A verdade é que a infiltração de agentes para o desbaratamento de quadrilhas sempre foi um recurso utilizado pelas polícias de todo o mundo, no entanto, no Brasil não havia uma norma legal para disciplinar esse tipo de atividade investigativa. Em face dessa falta de normatização, até marginais já foram utilizados para o “levantamento” de informações. Há quem diga que no episódio conhecido como “Castelinho”, teria sido utilizado desse tipo de infiltração. Verdade ou não, o fato é que a normatização da infiltração de agentes é primordial para a garantia da realização da justiça na forma da lei, pois em hipótese alguma “os fins justificam os meios”, como pregam alguns que se utilizam de artifícios ilegais supostamente em prol da sociedade. Toda tirania começa com a desculpa que se faz necessário o afastamento das normas vigentes para se “defender” a sociedade de inimigos, cuja “legislação fraca” não permite uma ação dentro do ordenamento legal. A lei fraca ou ineficaz deve ser derrogada na forma prevista na constituição, jamais com infrações dos agentes públicos ou leniência judicial a fim legitimar a conduta ilegal.

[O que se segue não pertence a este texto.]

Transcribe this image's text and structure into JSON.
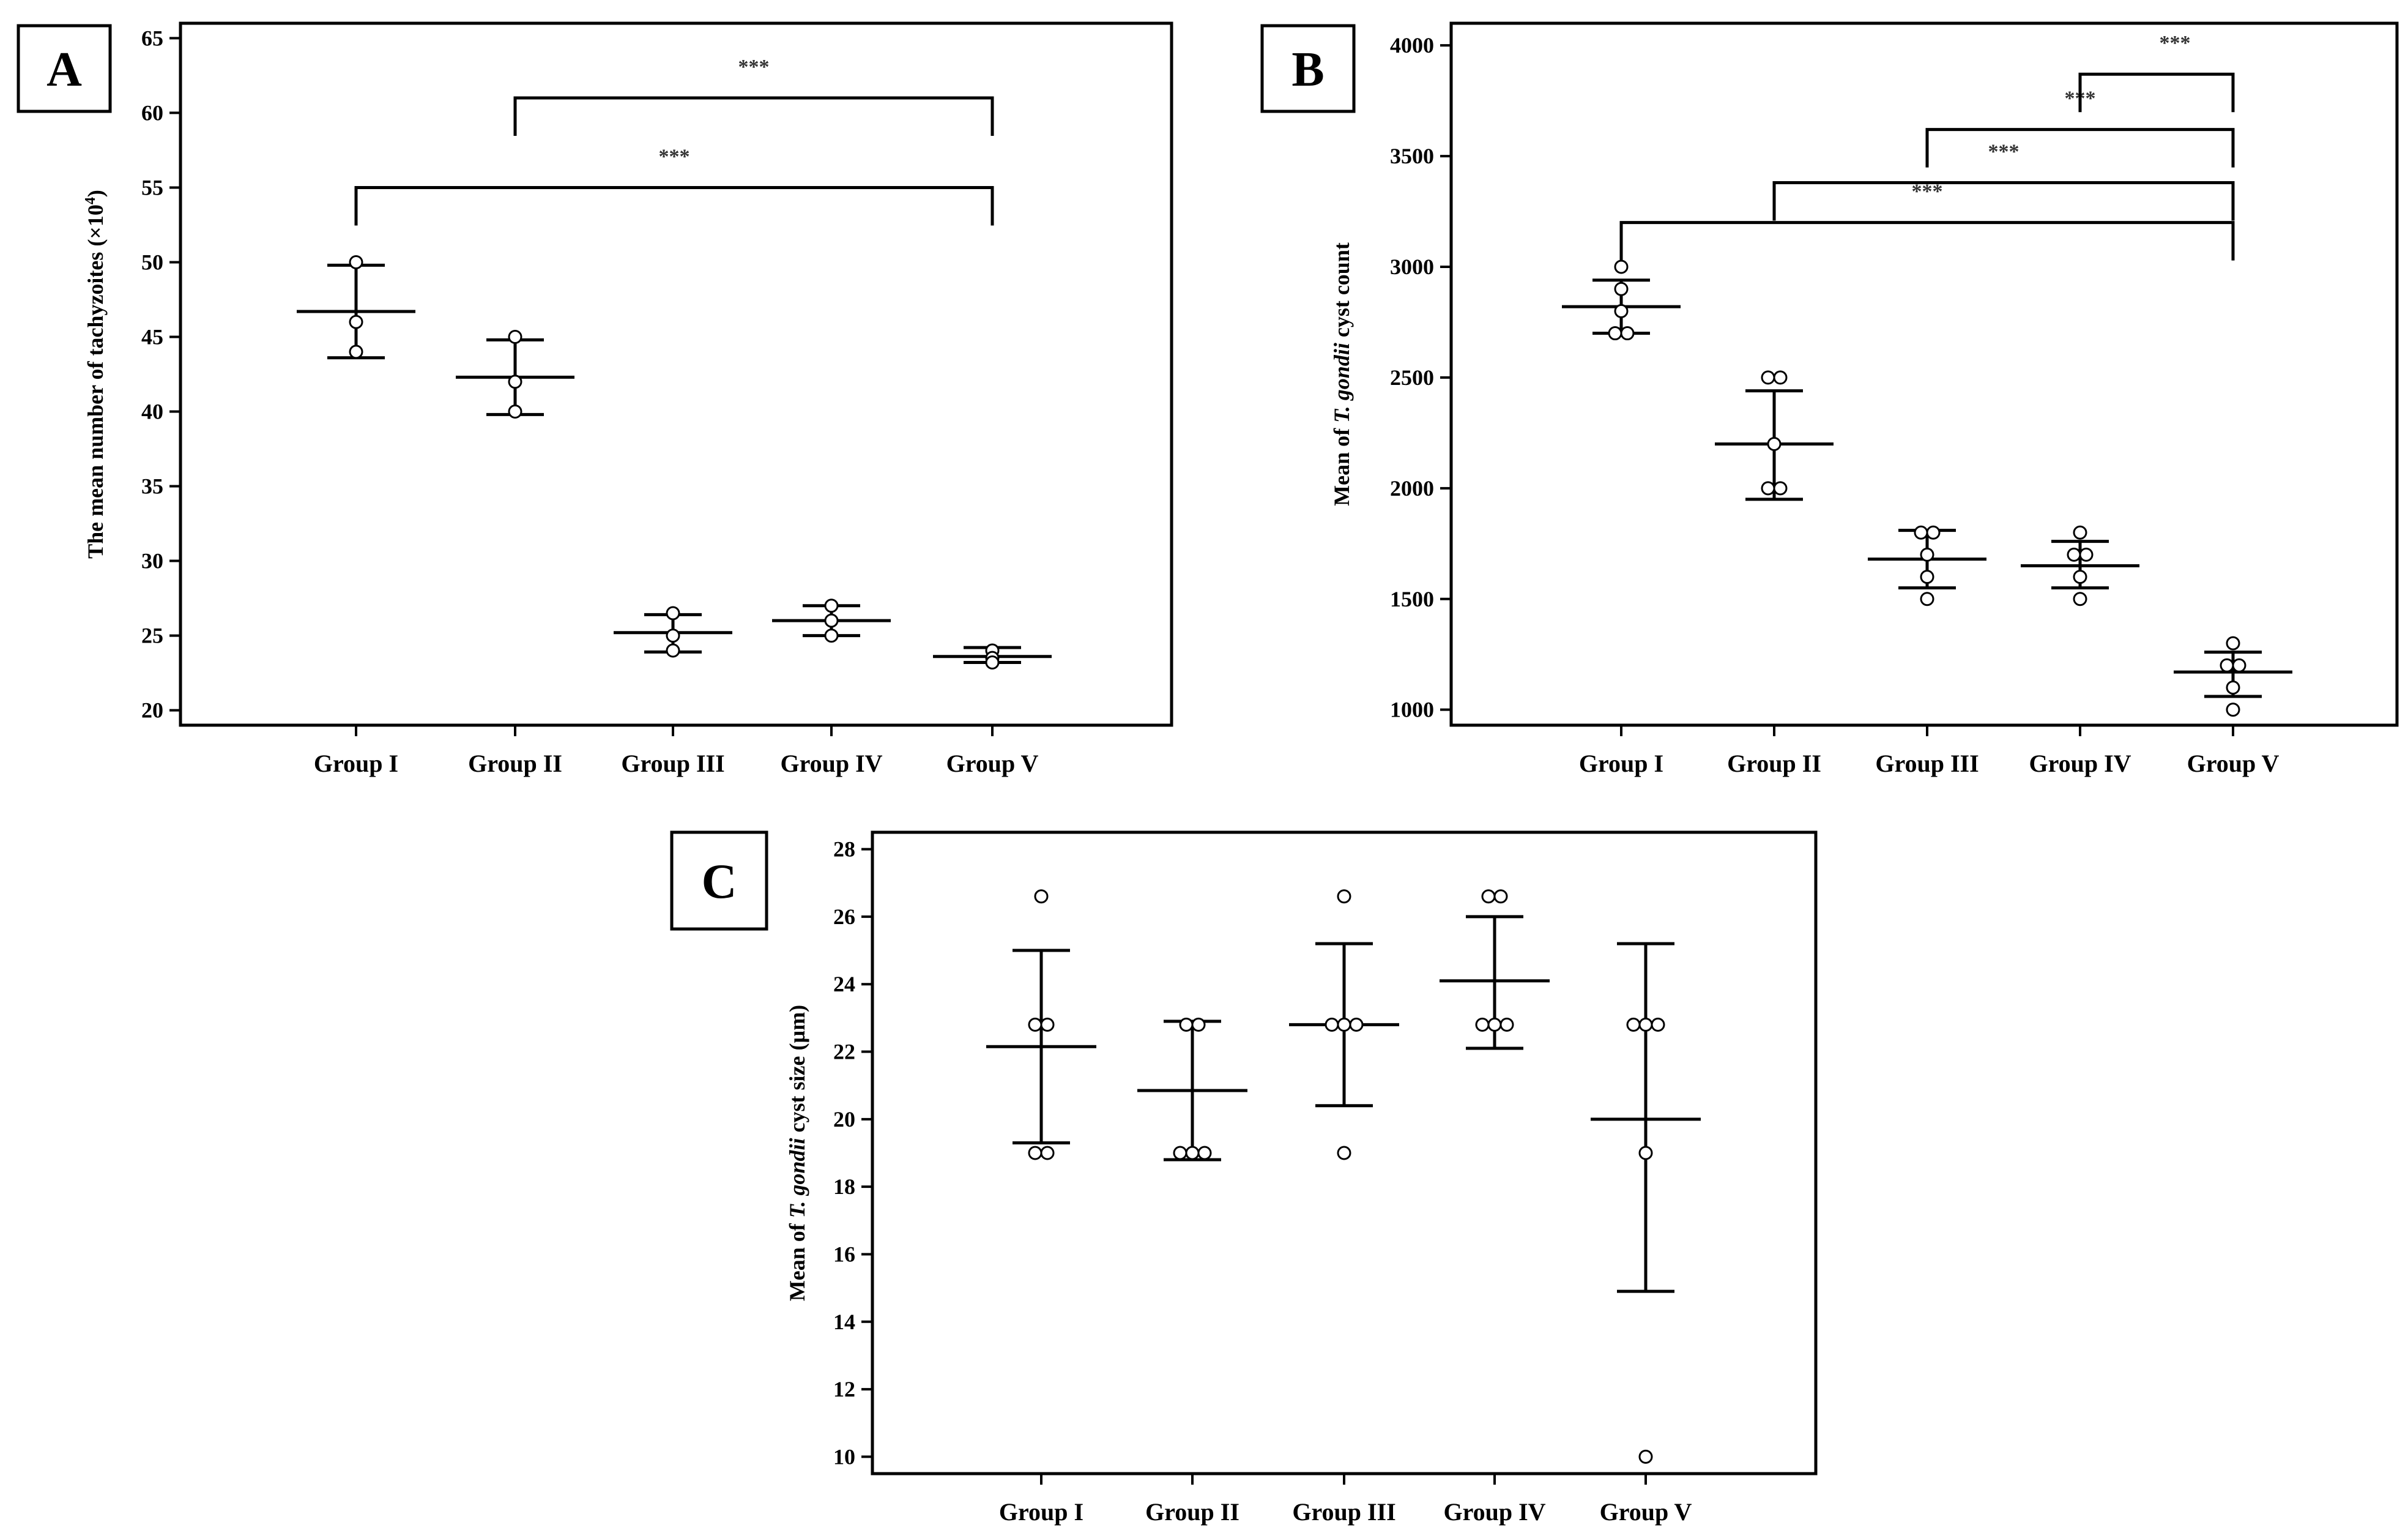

O Artigo 10 disciplina que a infiltração de agentes se dará a pedido do Delegado de Polícia, através de representação, ou a requerimento do Ministério Público, sendo que no caso de requerimento com o inquérito policial em curso, deverá haver manifestação técnica do Delegado de Polícia, que s.m.j., deverá explanar em relatório circunstanciado, se há condições e recursos para a realização da infiltração, o número de agentes necessários, tanto para a infiltração, como o efetivo de apoio necessário, sempre se levando em consideração a possibilidade da descoberta do agente infiltrado, as condições técnicas necessárias para a obtenção e formalização das provas, como gravações de conversas, interceptações telefônicas e telemáticas, etc. Enfim, a manifestação do Delegado de Polícia deve ser técnica e minuciosa dentro do que se espera do profissional com conhecimento específico para esse tipo de investigação e, eventualmente, apontar a falta de requisito legal para a realização da infiltração requerida. Entendemos que a simples manifestação lacônica não se aplica ao espírito da norma em comento, uma vez que esta servirá de subsídio para a decisão do juiz, que deverá ser devidamente fundamentada e com o sigilo necessário ao êxito da investigação e segurança do agente infiltrado.

 § 1º Na hipótese de representação do delegado de polícia, o juiz competente, antes de decidir, ouvirá o Ministério Público.

O § 1º estabelece que no caso da representação do Delegado de Polícia, o Ministério Público será ouvido, antes da decisão do Juiz competente, que deve decidir conforme seu livre convencimento.

 § 2º Será admitida a infiltração se houver indícios de infração penal de que trata o art. 1º e se a prova não puder ser produzida por outros meios disponíveis.

A infiltração só é admissível em caso de indícios de infração cometida por organização criminosa, definida nos termos do Artigo 1º e, se não houver outros meios de produzir a prova requerida para o caso. A redação do § 2º demonstra que não é admissível a banalização desse recurso.

 § 3º A infiltração será autorizada pelo prazo de até 6 (seis) meses, sem prejuízo de eventuais renovações, desde que comprovada sua necessidade.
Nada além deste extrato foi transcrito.